FleurDelacour · 08/03/2009 09:46

Have you thought about being a bursar (or part of the finance team) in a large public school?

hercules1 · 08/03/2009 09:53

A teacher in management can earn a lot more than 35K but does take a few years.

citybranch · 11/03/2009 22:11

I'm a train driver on London Underground, was on £40k+ full time, after this baby will be taking a job share.

blossomsmine · 30/03/2009 00:22

Always wondered what its like to be a driver on the underground, whats the job/hours like citybranch??....interesting!

piccolamammaagain · 18/04/2009 04:03

Very interesting post.

Both my Mother and Mother in Law were Teachers which worked well for them and the family most of the time. They did though have phases with unhelpful bosses as in any industry.
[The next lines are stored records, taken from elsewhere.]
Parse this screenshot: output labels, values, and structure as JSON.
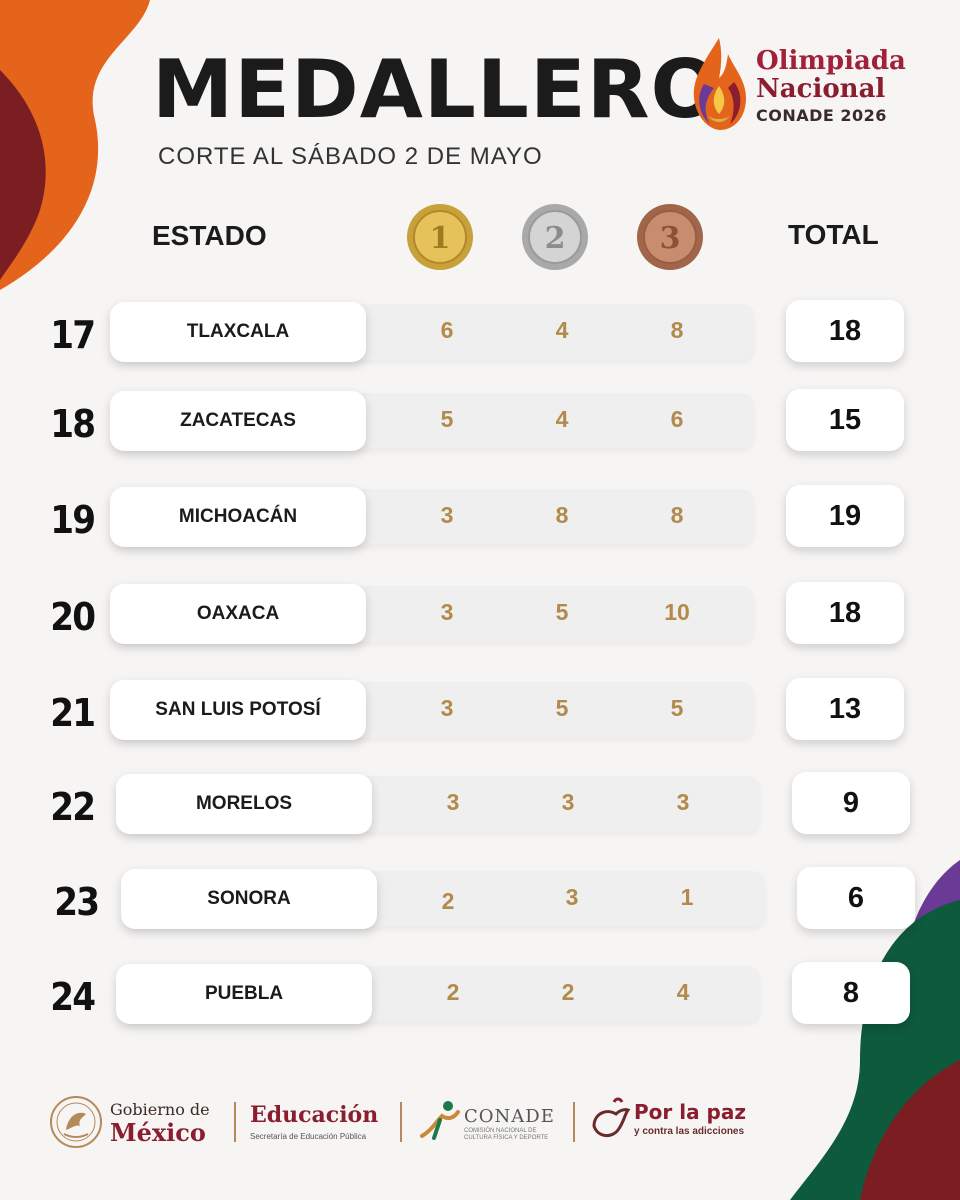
{
  "header": {
    "title": "MEDALLERO",
    "subtitle": "CORTE AL SÁBADO 2 DE MAYO"
  },
  "event_logo": {
    "line1": "Olimpiada",
    "line2": "Nacional",
    "line3": "CONADE 2026"
  },
  "table": {
    "col_state": "ESTADO",
    "col_total": "TOTAL",
    "medals": [
      {
        "label": "1",
        "color": "#d8b24a"
      },
      {
        "label": "2",
        "color": "#bdbdbd"
      },
      {
        "label": "3",
        "color": "#b97a5c"
      }
    ],
    "rows": [
      {
        "rank": "17",
        "state": "TLAXCALA",
        "gold": "6",
        "silver": "4",
        "bronze": "8",
        "total": "18"
      },
      {
        "rank": "18",
        "state": "ZACATECAS",
        "gold": "5",
        "silver": "4",
        "bronze": "6",
        "total": "15"
      },
      {
        "rank": "19",
        "state": "MICHOACÁN",
        "gold": "3",
        "silver": "8",
        "bronze": "8",
        "total": "19"
      },
      {
        "rank": "20",
        "state": "OAXACA",
        "gold": "3",
        "silver": "5",
        "bronze": "10",
        "total": "18"
      },
      {
        "rank": "21",
        "state": "SAN LUIS POTOSÍ",
        "gold": "3",
        "silver": "5",
        "bronze": "5",
        "total": "13"
      },
      {
        "rank": "22",
        "state": "MORELOS",
        "gold": "3",
        "silver": "3",
        "bronze": "3",
        "total": "9"
      },
      {
        "rank": "23",
        "state": "SONORA",
        "gold": "2",
        "silver": "3",
        "bronze": "1",
        "total": "6"
      },
      {
        "rank": "24",
        "state": "PUEBLA",
        "gold": "2",
        "silver": "2",
        "bronze": "4",
        "total": "8"
      }
    ]
  },
  "footer": {
    "gobierno_line1": "Gobierno de",
    "gobierno_line2": "México",
    "educacion_line1": "Educación",
    "educacion_line2": "Secretaría de Educación Pública",
    "conade_line1": "CONADE",
    "conade_line2": "COMISIÓN NACIONAL DE CULTURA FÍSICA Y DEPORTE",
    "paz_line1": "Por la paz",
    "paz_line2": "y contra las adicciones"
  },
  "colors": {
    "accent_red": "#8a1e30",
    "medal_count": "#b28a4c",
    "orange": "#e5641c",
    "maroon": "#7a1e22",
    "purple": "#6a3a96",
    "green": "#0e5a3c"
  }
}
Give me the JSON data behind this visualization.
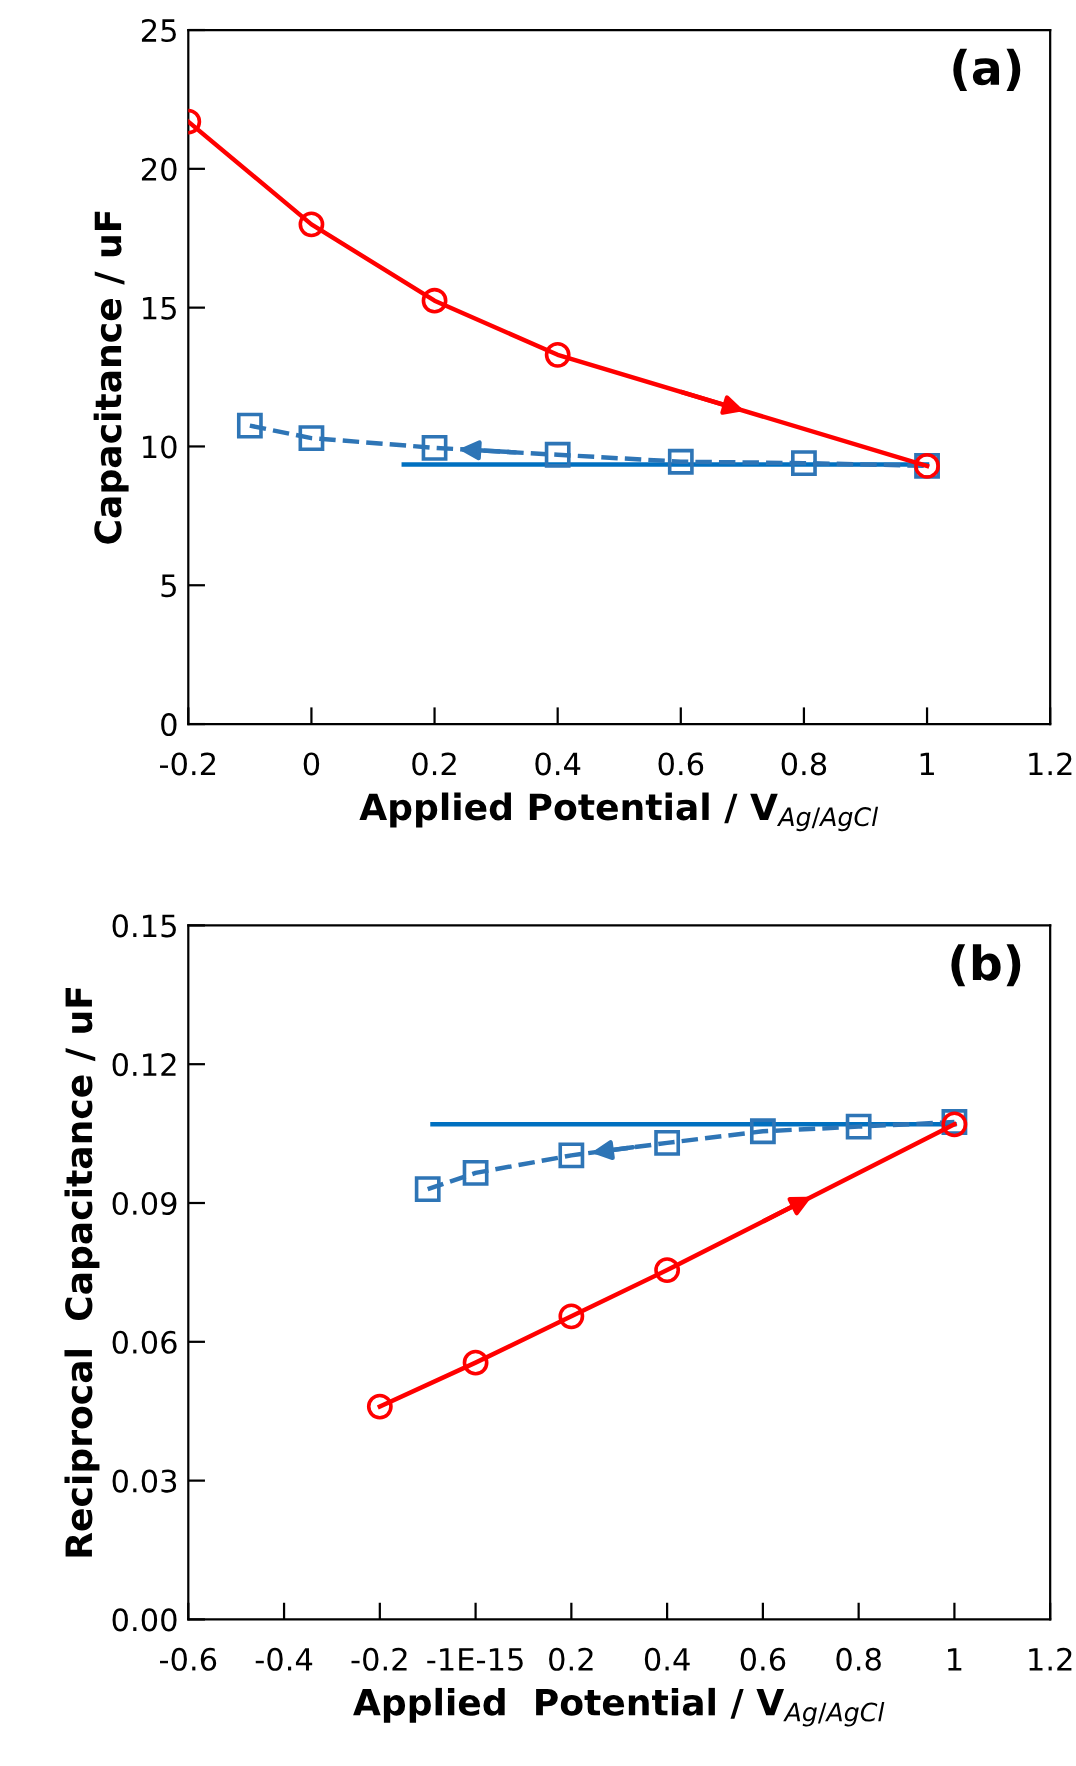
{
  "chart_data": [
    {
      "type": "line",
      "xlabel": "Applied Potential / V$_{Ag/AgCl}$",
      "ylabel": "Capacitance / uF",
      "annotations": [
        "(a)"
      ],
      "xlim": [
        -0.2,
        1.2
      ],
      "xticks": [
        -0.2,
        0,
        0.2,
        0.4,
        0.6,
        0.8,
        1,
        1.2
      ],
      "ylim": [
        0,
        25
      ],
      "yticks": [
        0,
        5,
        10,
        15,
        20,
        25
      ],
      "grid": false,
      "legend": false,
      "series": [
        {
          "color": "#ff0000",
          "x": [
            -0.2,
            0,
            0.2,
            0.4,
            1.0
          ],
          "values": [
            21.7,
            18.0,
            15.25,
            13.3,
            9.3
          ],
          "marker": "circle",
          "line_style": "solid"
        },
        {
          "color": "#2e75b6",
          "x": [
            -0.1,
            0,
            0.2,
            0.4,
            0.6,
            0.8,
            1.0
          ],
          "values": [
            10.75,
            10.3,
            9.95,
            9.7,
            9.45,
            9.4,
            9.3
          ],
          "marker": "square",
          "line_style": "dashed"
        },
        {
          "color": "#0070c0",
          "x": [
            0.15,
            1.0
          ],
          "values": [
            9.35,
            9.35
          ],
          "marker": "none",
          "line_style": "solid"
        }
      ]
    },
    {
      "type": "line",
      "xlabel": "Applied  Potential / V$_{Ag/AgCl}$",
      "ylabel": "Reciprocal  Capacitance / uF",
      "annotations": [
        "(b)"
      ],
      "xlim": [
        -0.6,
        1.2
      ],
      "xticks": [
        -0.6,
        -0.4,
        -0.2,
        {
          "value": 0,
          "label": "-1E-15"
        },
        0.2,
        0.4,
        0.6,
        0.8,
        1,
        1.2
      ],
      "ylim": [
        0,
        0.15
      ],
      "yticks": [
        {
          "value": 0,
          "label": "0.00"
        },
        {
          "value": 0.03,
          "label": "0.03"
        },
        {
          "value": 0.06,
          "label": "0.06"
        },
        {
          "value": 0.09,
          "label": "0.09"
        },
        {
          "value": 0.12,
          "label": "0.12"
        },
        {
          "value": 0.15,
          "label": "0.15"
        }
      ],
      "grid": false,
      "legend": false,
      "series": [
        {
          "color": "#ff0000",
          "x": [
            -0.2,
            0,
            0.2,
            0.4,
            1.0
          ],
          "values": [
            0.046,
            0.0555,
            0.0655,
            0.0755,
            0.107
          ],
          "marker": "circle",
          "line_style": "solid"
        },
        {
          "color": "#2e75b6",
          "x": [
            -0.1,
            0,
            0.2,
            0.4,
            0.6,
            0.8,
            1.0
          ],
          "values": [
            0.093,
            0.0965,
            0.1003,
            0.103,
            0.1055,
            0.1065,
            0.1075
          ],
          "marker": "square",
          "line_style": "dashed"
        },
        {
          "color": "#0070c0",
          "x": [
            -0.09,
            1.0
          ],
          "values": [
            0.107,
            0.107
          ],
          "marker": "none",
          "line_style": "solid"
        }
      ]
    }
  ]
}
Part time teaching unless you are quite senior though - in schools doesn't pay as well.

I currently work f/t similar money, but 0 quality of life. I am certainly not doing it for the money as that still goes on ft childcare (in london) and stupidly expensive lifestyle (long story). I went back to work to please my husband who doesn't need me to work anyway as he earns more than enough. As soon as my DD goes to school I will go freelance. Half the hours - same money (well in theory).

Some of my family work in Universities and earn that much pro rata. I think its another good option.

I'm definately not going to stay full time I don't think the stress is worth it not even if they paid me double what I am on now. QOL is more important. You can't take the money with you.